There’s this “old” article that came out last year that is very much relevant as it is timeless for its topic. The title is intriguing as the many if not most US cities are known to be car-dependent. Few have good public transportation in terms of the efficiencies or qualities we see in Singapore, Hong Kong, Seoul or Tokyo (just to mention Asian examples). Clearly, quality of service is the main reason why people are apprehensive about using public transportation. In fact, the attraction of ride shares, for example, are precisely because people want to have what they perceive as safe, comfortable and convenient modes of transport for their regular commutes. Only, for many people, their choice is also limited by the affordability of such modes of transport. Perhaps the same is applicable if you extend the discussion to include active transport. Cities and municipalities would need to provide the right infrastructure and environment for people to opt out of cars, take public transport, walk or cycle.
English, J. (2018) Why did America give up on mass transit? , http://www.medium.com/citylab, https://medium.com/citylab/why-did-america-give-up-on-mass-transit-dont-blame-cars-d637536e9a95 [Last accessed: 08 March 2019]
I found this nice article about some of the most popular simulation games; especially SimCity:
Baker, K.T. (201 ) Model Metropolis, Logic, https://logicmag.io/06-model-metropolis/?mbid=nl_021119_transportation_list_p [Last accessed: 2/13/2019]
While there are still those who dismiss these as merely games, they fail to appreciate the really complex algorithms and processes that could now mimic real world situations.
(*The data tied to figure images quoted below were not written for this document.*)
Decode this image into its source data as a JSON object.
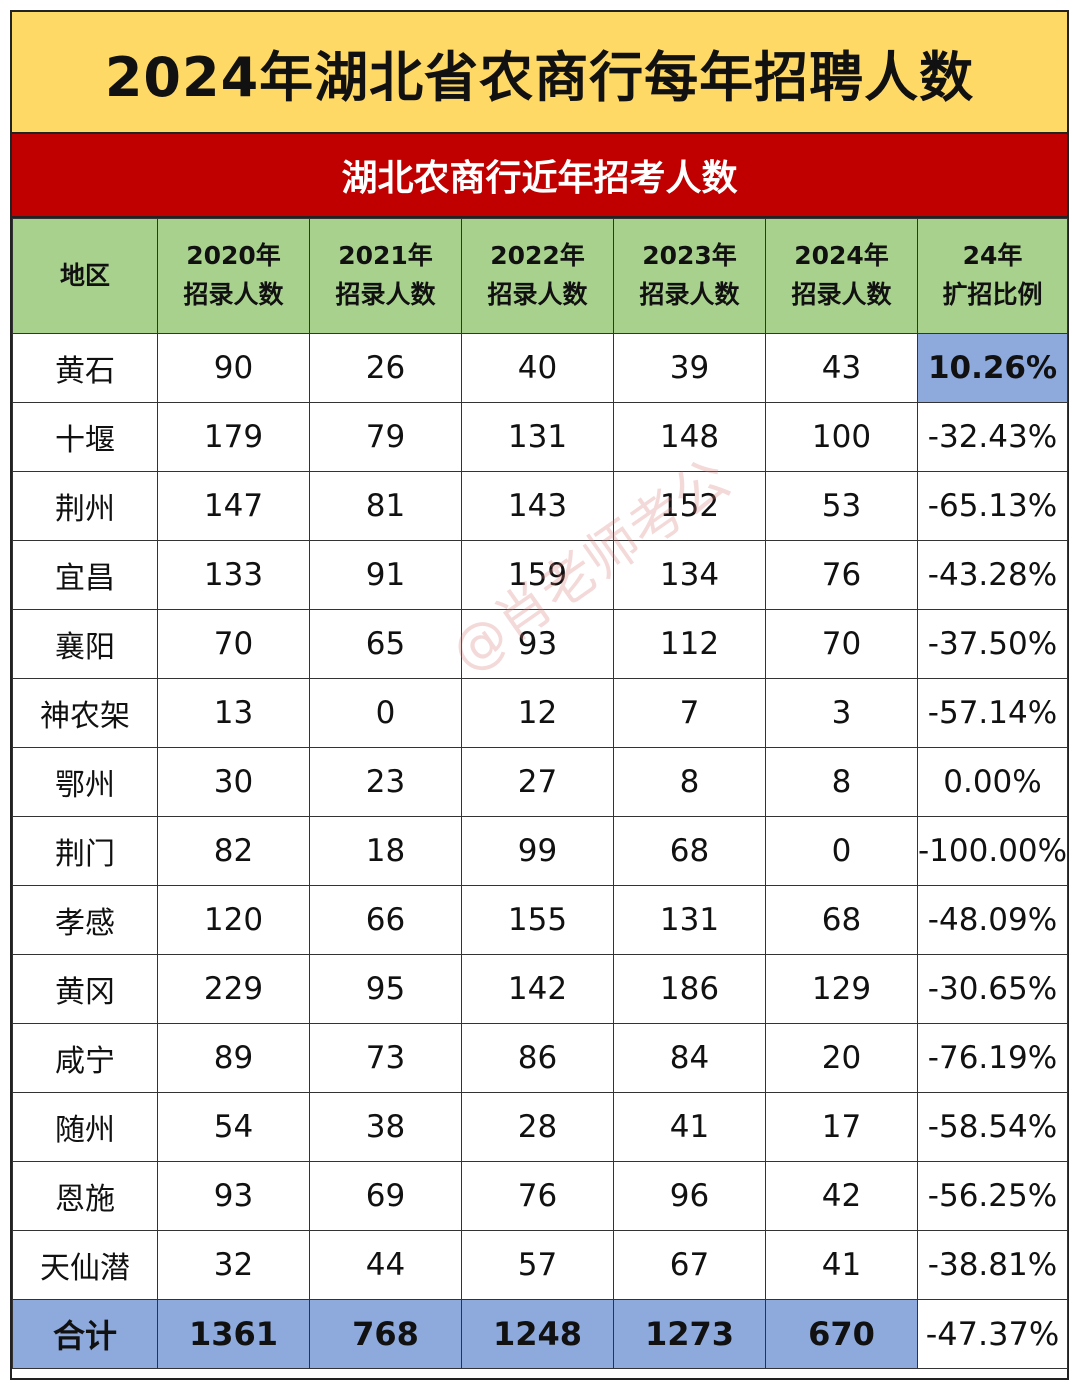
{
  "title": "2024年湖北省农商行每年招聘人数",
  "subtitle": "湖北农商行近年招考人数",
  "headers": [
    [
      "地区"
    ],
    [
      "2020年",
      "招录人数"
    ],
    [
      "2021年",
      "招录人数"
    ],
    [
      "2022年",
      "招录人数"
    ],
    [
      "2023年",
      "招录人数"
    ],
    [
      "2024年",
      "招录人数"
    ],
    [
      "24年",
      "扩招比例"
    ]
  ],
  "rows": [
    [
      "黄石",
      "90",
      "26",
      "40",
      "39",
      "43",
      "10.26%"
    ],
    [
      "十堰",
      "179",
      "79",
      "131",
      "148",
      "100",
      "-32.43%"
    ],
    [
      "荆州",
      "147",
      "81",
      "143",
      "152",
      "53",
      "-65.13%"
    ],
    [
      "宜昌",
      "133",
      "91",
      "159",
      "134",
      "76",
      "-43.28%"
    ],
    [
      "襄阳",
      "70",
      "65",
      "93",
      "112",
      "70",
      "-37.50%"
    ],
    [
      "神农架",
      "13",
      "0",
      "12",
      "7",
      "3",
      "-57.14%"
    ],
    [
      "鄂州",
      "30",
      "23",
      "27",
      "8",
      "8",
      "0.00%"
    ],
    [
      "荆门",
      "82",
      "18",
      "99",
      "68",
      "0",
      "-100.00%"
    ],
    [
      "孝感",
      "120",
      "66",
      "155",
      "131",
      "68",
      "-48.09%"
    ],
    [
      "黄冈",
      "229",
      "95",
      "142",
      "186",
      "129",
      "-30.65%"
    ],
    [
      "咸宁",
      "89",
      "73",
      "86",
      "84",
      "20",
      "-76.19%"
    ],
    [
      "随州",
      "54",
      "38",
      "28",
      "41",
      "17",
      "-58.54%"
    ],
    [
      "恩施",
      "93",
      "69",
      "76",
      "96",
      "42",
      "-56.25%"
    ],
    [
      "天仙潜",
      "32",
      "44",
      "57",
      "67",
      "41",
      "-38.81%"
    ]
  ],
  "total": [
    "合计",
    "1361",
    "768",
    "1248",
    "1273",
    "670",
    "-47.37%"
  ],
  "watermark": "@肖老师考公",
  "colors": {
    "title_bg": "#ffd966",
    "subtitle_bg": "#c00000",
    "header_bg": "#a9d18e",
    "highlight_bg": "#8ea9db"
  }
}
That includes governance of cities that is a very important factor to its development. Land use planning or transport planning alone cannot provide the solutions for a city’s problems associated with, among others, its growth. The success reflects on the administration and leadership that should be able to anticipate and respond to issues while consolidating and rationalising resources, which are often limited.
The MMDA recently stated they were planning to apply the road diet concept to EDSA by narrowing the current lane widths in order to add one lane per direction. While the idea seems to of good intention, the mention and application of road diet is flawed. I have previously shared an article on social media showing the definition and examples of complete streets:
Clearly, complete streets are for the benefit of everyone (i.e., inclusive) and not biased for motor vehicles. Here is a photo of F. Ortigas Ave. at the Ortigas Center in Pasig City showing the correct application of the Complete Streets and Road Diet concepts to an urban street. Note the elements for cycling and walking that are very prominent in the re-design of the street.
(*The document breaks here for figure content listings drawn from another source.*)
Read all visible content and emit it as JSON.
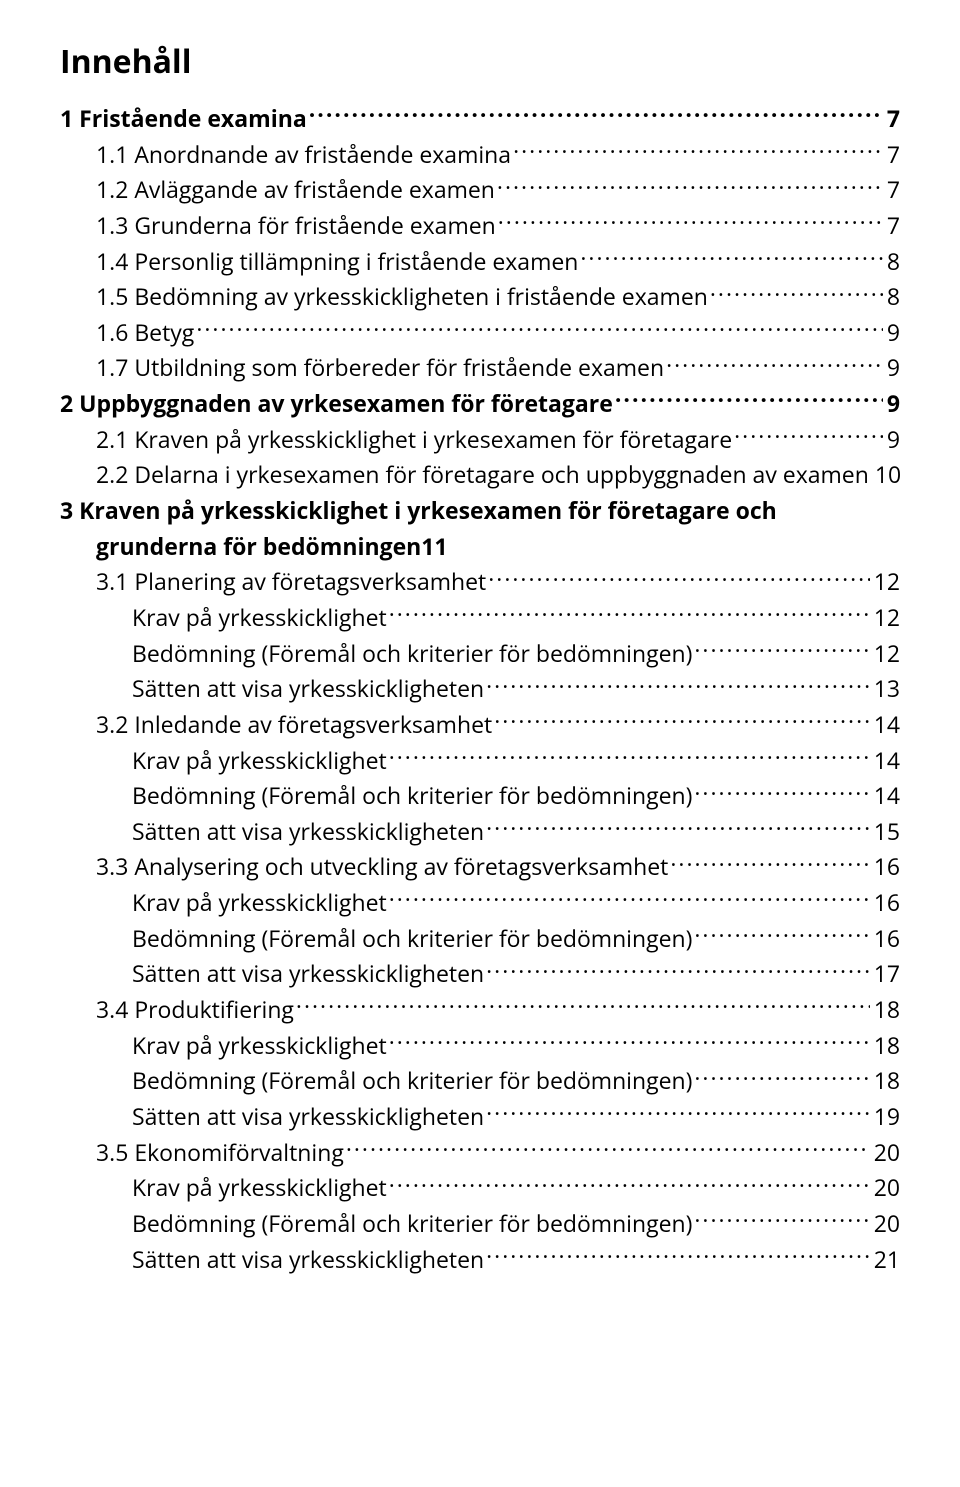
{
  "title": "Innehåll",
  "colors": {
    "text": "#000000",
    "background": "#ffffff"
  },
  "typography": {
    "title_fontsize_pt": 24,
    "entry_fontsize_pt": 17,
    "font_family": "Myriad Pro / sans-serif"
  },
  "toc": [
    {
      "level": 0,
      "bold": true,
      "label": "1  Fristående examina",
      "page": "7"
    },
    {
      "level": 1,
      "bold": false,
      "label": "1.1  Anordnande av fristående examina",
      "page": "7"
    },
    {
      "level": 1,
      "bold": false,
      "label": "1.2  Avläggande av fristående examen",
      "page": "7"
    },
    {
      "level": 1,
      "bold": false,
      "label": "1.3  Grunderna för fristående examen",
      "page": "7"
    },
    {
      "level": 1,
      "bold": false,
      "label": "1.4  Personlig tillämpning i fristående examen",
      "page": "8"
    },
    {
      "level": 1,
      "bold": false,
      "label": "1.5  Bedömning av yrkesskickligheten i fristående examen",
      "page": "8"
    },
    {
      "level": 1,
      "bold": false,
      "label": "1.6  Betyg",
      "page": "9"
    },
    {
      "level": 1,
      "bold": false,
      "label": "1.7  Utbildning som förbereder för fristående examen",
      "page": "9"
    },
    {
      "level": 0,
      "bold": true,
      "label": "2  Uppbyggnaden av yrkesexamen för företagare",
      "page": "9"
    },
    {
      "level": 1,
      "bold": false,
      "label": "2.1  Kraven på yrkesskicklighet i yrkesexamen för företagare",
      "page": "9"
    },
    {
      "level": 1,
      "bold": false,
      "label": "2.2  Delarna i yrkesexamen för företagare och uppbyggnaden av examen",
      "page": "10"
    },
    {
      "level": 0,
      "bold": true,
      "multiline": true,
      "label_line1": "3  Kraven på yrkesskicklighet i yrkesexamen för företagare  och",
      "label_line2": "grunderna för bedömningen",
      "page": "11"
    },
    {
      "level": 1,
      "bold": false,
      "label": "3.1  Planering av företagsverksamhet",
      "page": "12"
    },
    {
      "level": 2,
      "bold": false,
      "label": "Krav på yrkesskicklighet",
      "page": "12"
    },
    {
      "level": 2,
      "bold": false,
      "label": "Bedömning (Föremål och kriterier för bedömningen)",
      "page": "12"
    },
    {
      "level": 2,
      "bold": false,
      "label": "Sätten att visa yrkesskickligheten",
      "page": "13"
    },
    {
      "level": 1,
      "bold": false,
      "label": "3.2  Inledande av företagsverksamhet",
      "page": "14"
    },
    {
      "level": 2,
      "bold": false,
      "label": "Krav på yrkesskicklighet",
      "page": "14"
    },
    {
      "level": 2,
      "bold": false,
      "label": "Bedömning (Föremål och kriterier för bedömningen)",
      "page": "14"
    },
    {
      "level": 2,
      "bold": false,
      "label": "Sätten att visa yrkesskickligheten",
      "page": "15"
    },
    {
      "level": 1,
      "bold": false,
      "label": "3.3  Analysering och utveckling av företagsverksamhet",
      "page": "16"
    },
    {
      "level": 2,
      "bold": false,
      "label": "Krav på yrkesskicklighet",
      "page": "16"
    },
    {
      "level": 2,
      "bold": false,
      "label": "Bedömning (Föremål och kriterier för bedömningen)",
      "page": "16"
    },
    {
      "level": 2,
      "bold": false,
      "label": "Sätten att visa yrkesskickligheten",
      "page": "17"
    },
    {
      "level": 1,
      "bold": false,
      "label": "3.4  Produktifiering",
      "page": "18"
    },
    {
      "level": 2,
      "bold": false,
      "label": "Krav på yrkesskicklighet",
      "page": "18"
    },
    {
      "level": 2,
      "bold": false,
      "label": "Bedömning (Föremål och kriterier för bedömningen)",
      "page": "18"
    },
    {
      "level": 2,
      "bold": false,
      "label": "Sätten att visa yrkesskickligheten",
      "page": "19"
    },
    {
      "level": 1,
      "bold": false,
      "label": "3.5  Ekonomiförvaltning",
      "page": "20"
    },
    {
      "level": 2,
      "bold": false,
      "label": "Krav på yrkesskicklighet",
      "page": "20"
    },
    {
      "level": 2,
      "bold": false,
      "label": "Bedömning (Föremål och kriterier för bedömningen)",
      "page": "20"
    },
    {
      "level": 2,
      "bold": false,
      "label": "Sätten att visa yrkesskickligheten",
      "page": "21"
    }
  ]
}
Protected bike lanes at either side of F. Ortigas Ave. at the Ortigas Center
We hope to see more of these re-designs in many other cities and towns in the Philippines. It is not a really difficult concept to apply or adopt as technically these are not complicated. However, there needs to be a change in the mindset of planners and engineers when they do these exercises considering how car-oriented our designs are. It is easy to say we want more people-oriented transportation facilities until it dawns on us how dependent we are on cars and resist the efforts to realise more sustainable designs.